In september 1925 kon de Brugse bisschop Gustave Waffelaert er zijn collega's toe bewegen in een gemeenschappelijk herderlijk schrijven het Vlaams-nationalisme te veroordelen. Het bracht immers, zo vonden de bisschoppen, verdeeldheid bij de katholieken, het ondermijnde de Belgische eenheid en het leidde onvermijdelijk tot een geest van opstandigheid tegen het gezag. In het bisdom Brugge werd de brief anders dan elders waar hij voor priesters bedoeld was, gepresenteerd als een richtlijn voor alle gelovigen, ook voor de studerende jeugd, en werden alle uitingen van Vlaams-nationalisme op straf van doodzonde verboden, ook het lezen van Vlaams-nationalistische bladen.

De Blauwvoet en De Vlaamsche Vlagge leken bedreigd. In de aanvankelijke paniek besloot De Vlaamsche Vlagge-redactie de titel te veranderen in Het Pennoen om zo het verbod te omzeilen. In de volgende maanden groeide bij velen, ook priesters, verzet tegen de veroordeling, en zochten overal katholieke Vlaams-nationalisten naar argumenten om aan te tonen dat de bisschoppen hun boekje te buiten waren gegaan. Die argumenten verschenen ook in AKVS-bladen en de veroordeling verloor na korte tijd haar uitwerking. In zekere zin had ze zelfs een averechts effect want in de jaren 1925-1928 nam de medewerking vanuit de West-Vlaamse colleges aan het veroordeelde blad De Vlaamsche Vlagge snel toe en bereikte een nooit gekende hoogte.

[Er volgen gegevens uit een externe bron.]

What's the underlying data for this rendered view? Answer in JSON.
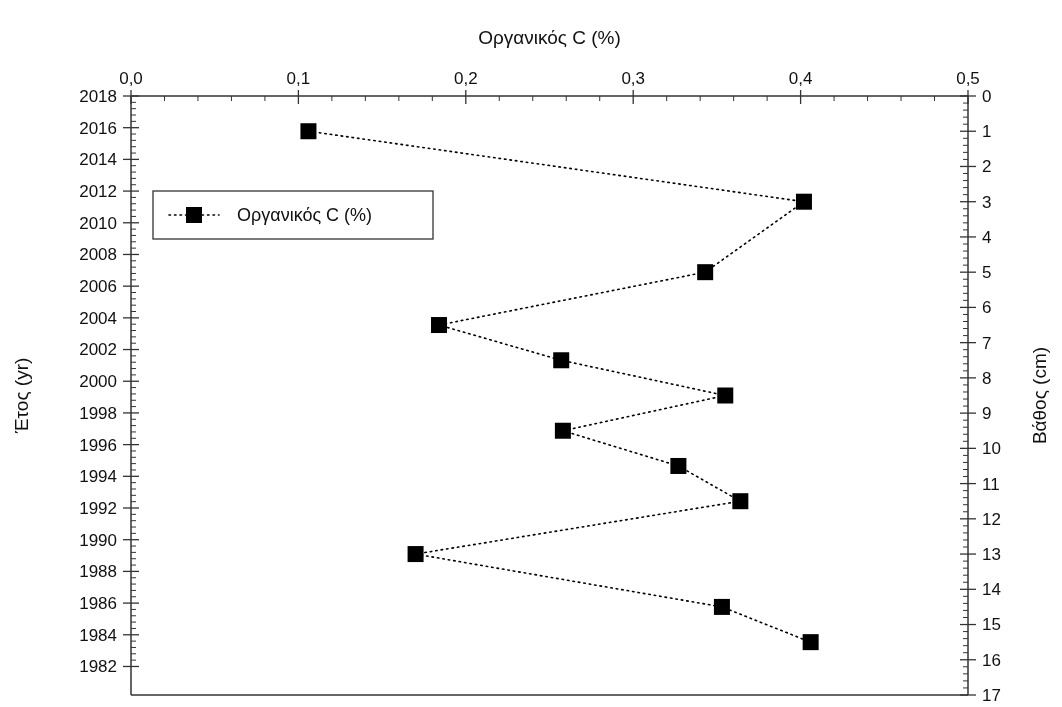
{
  "chart_data": {
    "type": "line",
    "xlabel": "Οργανικός C (%)",
    "ylabel": "Έτος (yr)",
    "y2label": "Βάθος (cm)",
    "xlim": [
      0,
      0.5
    ],
    "xticks": [
      {
        "value": 0,
        "label": "0,0"
      },
      {
        "value": 0.1,
        "label": "0,1"
      },
      {
        "value": 0.2,
        "label": "0,2"
      },
      {
        "value": 0.3,
        "label": "0,3"
      },
      {
        "value": 0.4,
        "label": "0,4"
      },
      {
        "value": 0.5,
        "label": "0,5"
      }
    ],
    "ylim": [
      1980.2,
      2018
    ],
    "yticks": [
      1982,
      1984,
      1986,
      1988,
      1990,
      1992,
      1994,
      1996,
      1998,
      2000,
      2002,
      2004,
      2006,
      2008,
      2010,
      2012,
      2014,
      2016,
      2018
    ],
    "y2lim": [
      17,
      0
    ],
    "y2ticks": [
      0,
      1,
      2,
      3,
      4,
      5,
      6,
      7,
      8,
      9,
      10,
      11,
      12,
      13,
      14,
      15,
      16,
      17
    ],
    "series": [
      {
        "name": "Οργανικός C (%)",
        "color": "#000000",
        "axis": "y2",
        "x": [
          0.106,
          0.402,
          0.343,
          0.184,
          0.257,
          0.355,
          0.258,
          0.327,
          0.364,
          0.17,
          0.353,
          0.406
        ],
        "values": [
          1,
          3,
          5,
          6.5,
          7.5,
          8.5,
          9.5,
          10.5,
          11.5,
          13,
          14.5,
          15.5
        ]
      }
    ],
    "marker": "square",
    "line_style": "dotted",
    "legend": "top left",
    "grid": false
  }
}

Toen bisschop Waffelaert in zijn vastenbrief van februari 1927 nogmaals het Vlaams-nationalisme veroordeelde was het effect opnieuw klein. Het zelfvertrouwen van het AKVS bleef in West-Vlaanderen zo groot dat het kort daarna openlijk alle superviserende bevoegdheid opeiste over alle studentenwerking in de provincie, ook de puur godsdienstige. Dat bracht Waffelaert ertoe in de zomer van 1927 geen doctrinaire veroordeling meer uit te vaardigen maar eenvoudig disciplinair op te treden. Hij verbood de scholieren vergaderingen bij te wonen die geleid werden door universiteitstudenten. Die maatregel had meer effect, want op veel plaatsen werden in plaatselijke bonden, op bevel van proosten of parochiegeestelijkheid de studenten buitengezet uit de bondsvergaderingen.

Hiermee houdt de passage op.